Великий день испытательного полета, наконец, наступил, и пилот уже сгорал от желания покрыть себя бессмертной славой. И он, и Мария испытывали слишком большое воодушевление, чтобы еще и думать о чемто.
С земли самолет подняться не мог, мешала высокая трава Праздничного поля, так что он только бегал кругами, жужжа и клонясь на крыло, а там и вовсе перевернулся. Пилота выкинуло вон и счастье еще, что не зацепило пропеллером.

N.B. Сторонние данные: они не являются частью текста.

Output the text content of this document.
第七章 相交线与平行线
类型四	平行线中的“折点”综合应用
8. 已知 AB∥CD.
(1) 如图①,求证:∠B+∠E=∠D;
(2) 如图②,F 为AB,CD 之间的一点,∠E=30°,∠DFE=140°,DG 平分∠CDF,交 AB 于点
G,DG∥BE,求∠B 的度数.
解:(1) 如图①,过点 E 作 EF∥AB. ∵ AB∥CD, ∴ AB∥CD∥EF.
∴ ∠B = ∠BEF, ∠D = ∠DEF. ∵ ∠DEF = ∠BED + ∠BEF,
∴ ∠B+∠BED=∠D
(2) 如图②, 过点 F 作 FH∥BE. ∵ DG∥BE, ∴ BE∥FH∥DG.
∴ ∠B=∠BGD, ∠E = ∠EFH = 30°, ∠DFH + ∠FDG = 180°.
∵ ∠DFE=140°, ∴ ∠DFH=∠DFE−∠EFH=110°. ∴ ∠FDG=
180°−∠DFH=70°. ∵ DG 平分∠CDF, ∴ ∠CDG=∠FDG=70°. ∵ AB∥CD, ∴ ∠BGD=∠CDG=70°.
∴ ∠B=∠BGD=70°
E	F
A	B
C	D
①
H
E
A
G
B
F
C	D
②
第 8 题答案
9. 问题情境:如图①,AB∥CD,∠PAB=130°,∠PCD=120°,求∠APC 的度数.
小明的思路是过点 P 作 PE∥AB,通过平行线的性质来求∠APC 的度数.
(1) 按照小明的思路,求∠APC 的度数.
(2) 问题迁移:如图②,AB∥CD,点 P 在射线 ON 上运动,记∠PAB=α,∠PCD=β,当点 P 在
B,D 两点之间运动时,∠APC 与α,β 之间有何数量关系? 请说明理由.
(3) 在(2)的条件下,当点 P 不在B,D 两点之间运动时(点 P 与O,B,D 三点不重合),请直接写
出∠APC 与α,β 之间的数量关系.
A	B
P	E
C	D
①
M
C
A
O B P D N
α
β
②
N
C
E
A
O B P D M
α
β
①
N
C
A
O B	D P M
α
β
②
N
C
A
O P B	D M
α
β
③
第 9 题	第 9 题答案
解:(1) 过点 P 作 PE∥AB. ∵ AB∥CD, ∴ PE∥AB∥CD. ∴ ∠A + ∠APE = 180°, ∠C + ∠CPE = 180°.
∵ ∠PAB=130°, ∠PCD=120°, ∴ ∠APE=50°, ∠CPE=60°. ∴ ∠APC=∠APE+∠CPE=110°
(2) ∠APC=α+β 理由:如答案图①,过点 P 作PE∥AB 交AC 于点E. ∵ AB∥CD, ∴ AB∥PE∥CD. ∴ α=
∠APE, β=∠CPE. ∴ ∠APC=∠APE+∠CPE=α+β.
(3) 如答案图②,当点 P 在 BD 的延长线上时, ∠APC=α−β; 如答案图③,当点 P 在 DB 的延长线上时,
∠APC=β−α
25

Обеспокоенные испытатели, подергав рычаг управления, проверили работу рулей, и лошадиный волос одного из тросов лопнул. Пришлось его заменить. Пока шла работа, испытатели обменялись несколькими словами и решили, что следующий запуск лучше произвести с ладони Марии, как уже делалось во время показа модели.
– Ты готов?
– Да, Ваша Честь.
– Уверен, что все будет в порядке?
– Да, да!
Мария разжала ладонь, и самолетик полетел.
Полетел он поначалу прямо к ее ногам, но когда до крушения осталось не более дюйма, вышел из пике, затем, клонясь на левое крыло, все быстрей и быстрей заскользил в шести дюймах над травой, отлетел ярдов на двадцать, с громким гудением взмыл вверх и на высоте в двадцать футов перевернулся кверху брюхом.
Пилот еще падал, – комком, будто подбитая куропатка, – когда порыв ветра развернул самолетик правым крылом кверху. Машина легла набок и по серповидной дуге пошла вниз, грохнулась на крыло, лишилась его, и замерла, немощно пощелкивая, – это резинка все еще пыталась провернуть пропеллер.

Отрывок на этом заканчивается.